Potential rise in int’l commodity prices
The MPC holds that there is a significant risk that inflation could remain elevated owing to factors that include the potential increase in international commodity prices beyond current forecasts, persistence of supply and logistical constraints to production, the adverse economic and price effects of the ongoing Russia-Ukraine war, the uncertain COVID19 profile, and tensions between China and Taiwan.

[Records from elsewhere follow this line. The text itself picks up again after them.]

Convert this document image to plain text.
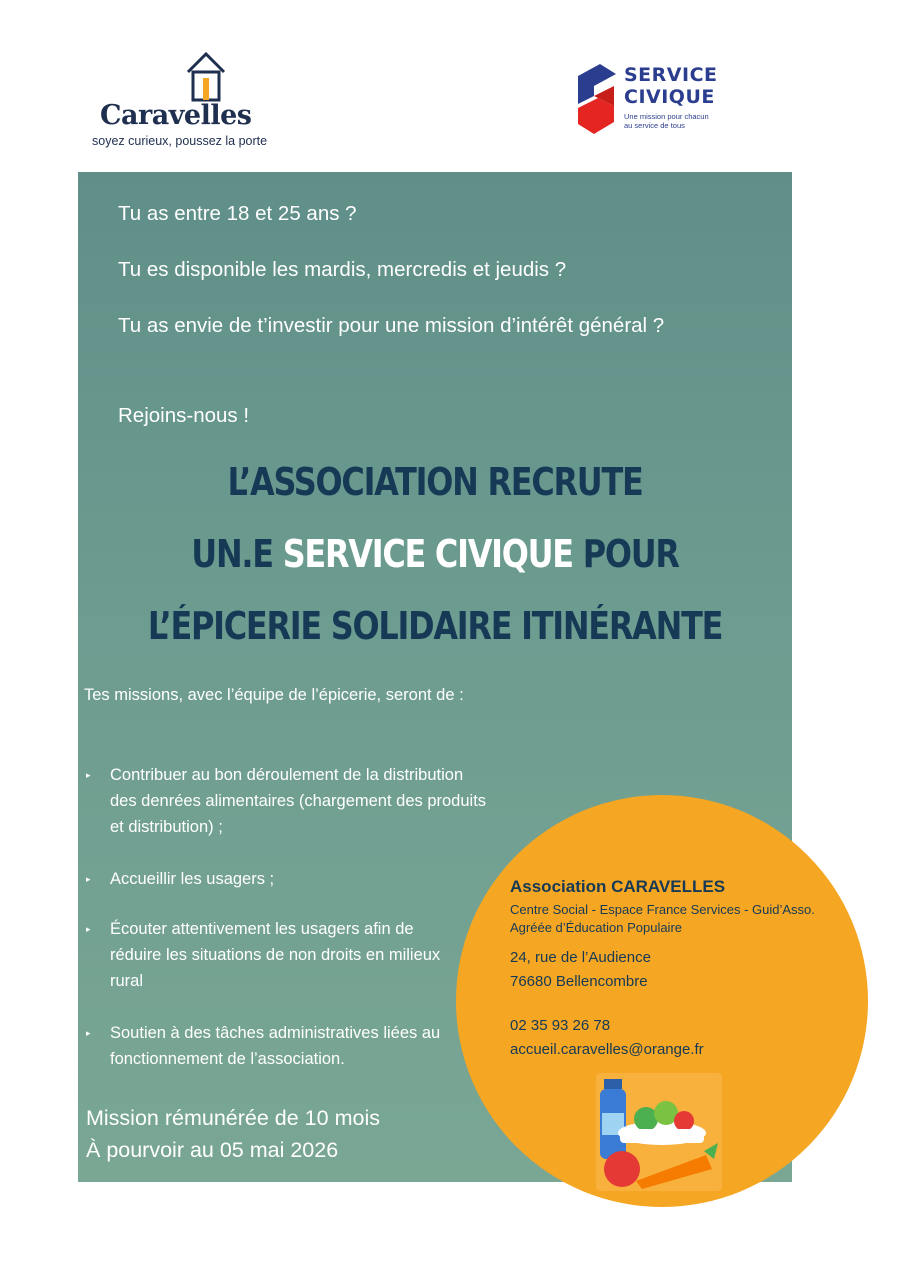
Caravelles
soyez curieux, poussez la porte
SERVICE
CIVIQUE
Une mission pour chacun
au service de tous
Tu as entre 18 et 25 ans ?
Tu es disponible les mardis, mercredis et jeudis ?
Tu as envie de t’investir pour une mission d’intérêt général ?
Rejoins-nous !
L’ASSOCIATION RECRUTE
UN.E SERVICE CIVIQUE POUR
L’ÉPICERIE SOLIDAIRE ITINÉRANTE
Tes missions, avec l’équipe de l’épicerie, seront de :
▸ Contribuer au bon déroulement de la distribution des denrées alimentaires (chargement des produits et distribution) ;
▸ Accueillir les usagers ;
▸ Écouter attentivement les usagers afin de réduire les situations de non droits en milieux rural
▸ Soutien à des tâches administratives liées au fonctionnement de l’association.
Mission rémunérée de 10 mois
À pourvoir au 05 mai 2026
Association CARAVELLES
Centre Social - Espace France Services - Guid’Asso.
Agréée d’Éducation Populaire
24, rue de l’Audience
76680 Bellencombre
02 35 93 26 78
accueil.caravelles@orange.fr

On the domestic front, the MPC says the risks for higher inflation than currently projected relate to possible two annual adjustments of administered prices not included in the forecast, short-term consequences of import restrictions, second-round effects of the recent increase in administered prices, upward pressure on wages across the economy emanating from the increase in public service salaries, and entrenched expectations for higher inflation, which could lead to higher general price adjustments.
Meanwhile, the MPC says it notes the growth-enhancing economic transformation reforms and supportive macroeconomic policies currently being implemented.

Effective vaccination
“These include affordable credit, improvements in water and electricity supply, reforms to further improve the business environment and government interventions against COVID-19, including (an) effective vaccination rollout programme,” says the MPC statement.

“Against this background, enhanced productivity, innovation, increased production and the resultant competitiveness of domestic firms against imports and in international markets could contribute to lower domestic inflation.”

The MPC comprises BoB senior staff and advisers and has responsibility for guiding monetary policy within the framework and objectives set out in the annual Monetary Policy Statement. This, among others, involves setting the policy rate (Bank Rate) but may include reviewing other instruments of monetary policy.